I made one small change, though: I stuck the version number on the string after the MD5sum, like this:
$filename = md5(serialize($scripts_js_files)) . '_' . variable_get('javascript_aggregator_version_number', 0) .'.js';That makes it easier to tell that everything's working, and also eliminates the extremely small chance of an MD5 collision between different versions.
#8
@scottgifford
you would get the current system date/time (perhaps seconds since epoc which php easily provides) and use it to generate the filename. Why would it need to be stored or complicated? It is only one time when admin makes a configuration change and not every invocation. So I am not clear what would be more complicated?
#9
@ajayg: But the next time it ran, with the file already generated, how would it know what the generated filename was? In other words, how would it know what time the file was generated at, so it could send back the name of the already-generated file without creating it again?
#10
Here what I am suggesting.
Instead of
$filename = md5(serialize($scripts_js_files) . variable_get('javascript_aggregator_version_number', 0)) .'.js';Use Time function
$filename = md5(serialize($scripts_js_files) . time()) .'.js';Time function returns number of seconds since epoch. So unless Administrator makes two changes to same file in less than a second we are safe (meaning almost always). So we have unique file name everytime we save the cache without worrying about manually putting some version number.
#11
@ajayg - I understand what you're suggesting, the problem is that the filename won't stay the same between different page views.

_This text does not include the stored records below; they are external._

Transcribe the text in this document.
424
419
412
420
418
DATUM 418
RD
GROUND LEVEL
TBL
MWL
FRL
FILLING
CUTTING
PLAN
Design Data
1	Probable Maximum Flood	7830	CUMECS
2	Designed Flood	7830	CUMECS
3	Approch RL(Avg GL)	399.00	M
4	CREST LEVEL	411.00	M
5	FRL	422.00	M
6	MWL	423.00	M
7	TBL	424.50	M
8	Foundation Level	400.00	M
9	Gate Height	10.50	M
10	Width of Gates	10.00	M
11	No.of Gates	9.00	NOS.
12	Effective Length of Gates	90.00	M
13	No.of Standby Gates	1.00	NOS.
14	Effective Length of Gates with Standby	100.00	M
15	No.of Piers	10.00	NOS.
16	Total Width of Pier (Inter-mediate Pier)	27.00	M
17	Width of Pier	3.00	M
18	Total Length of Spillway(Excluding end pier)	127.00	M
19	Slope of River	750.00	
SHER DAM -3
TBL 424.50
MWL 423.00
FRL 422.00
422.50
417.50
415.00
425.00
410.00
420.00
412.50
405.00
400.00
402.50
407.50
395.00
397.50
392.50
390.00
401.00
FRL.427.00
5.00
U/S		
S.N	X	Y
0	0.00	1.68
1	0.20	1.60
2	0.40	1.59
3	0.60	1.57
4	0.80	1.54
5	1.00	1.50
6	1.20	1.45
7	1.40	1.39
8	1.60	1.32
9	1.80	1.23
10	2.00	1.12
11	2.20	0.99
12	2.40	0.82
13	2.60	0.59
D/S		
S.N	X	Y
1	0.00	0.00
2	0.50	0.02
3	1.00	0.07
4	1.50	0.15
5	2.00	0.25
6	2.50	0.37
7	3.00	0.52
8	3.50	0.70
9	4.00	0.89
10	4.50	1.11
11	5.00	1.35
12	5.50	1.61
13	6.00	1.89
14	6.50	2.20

If you look at the line of code you're talking about, in javascript_aggregator_cache, it runs every time a page with Javascript is generated. It figures out the filename, checks if it already exists, and if not caches it.
So let's say that we visit a page with Javascript around now, t=1237069068. It uses that time to generate the filename, sees that it doesn't exist, then creates it and returns a link to it. Now 1 second later, at t=1237069069, I visit the page again. It uses that time to generate another filename, which will be different from the one it generated 1 second before, sees that this new file doesn't exist, then creates it and returns a link to it. It would not cache anything for longer than 1 second, because the time used to generate the filename would change every second.
To make the timestamp idea work, you'd have to save the timestamp used to generate the file the first time so it can use the same file the next time.
#12
Sounds like the timestamp should be stored in the version number variable instead of a user supplied version number. So the timestamp is the time of clearing the cache, and not the time when the aggregator runs.
#13
Sure, that would work. It does change the effect of cleaning the cache quite a bit, since changing the filename will cause all browsers to reload the file even if it hasn't changed, but when a site admin presses the "clear cache" button to push a fix out to their users, I think that's what they are likely to want.
The other use of clearing the cache is to clean up old cruft that's built up, in which case you wouldn't want a filename change. It would be useful to have a way to clean old files up without changing the filename. I haven't really looked at what this module does to handle that now, maybe it would just take care of itself.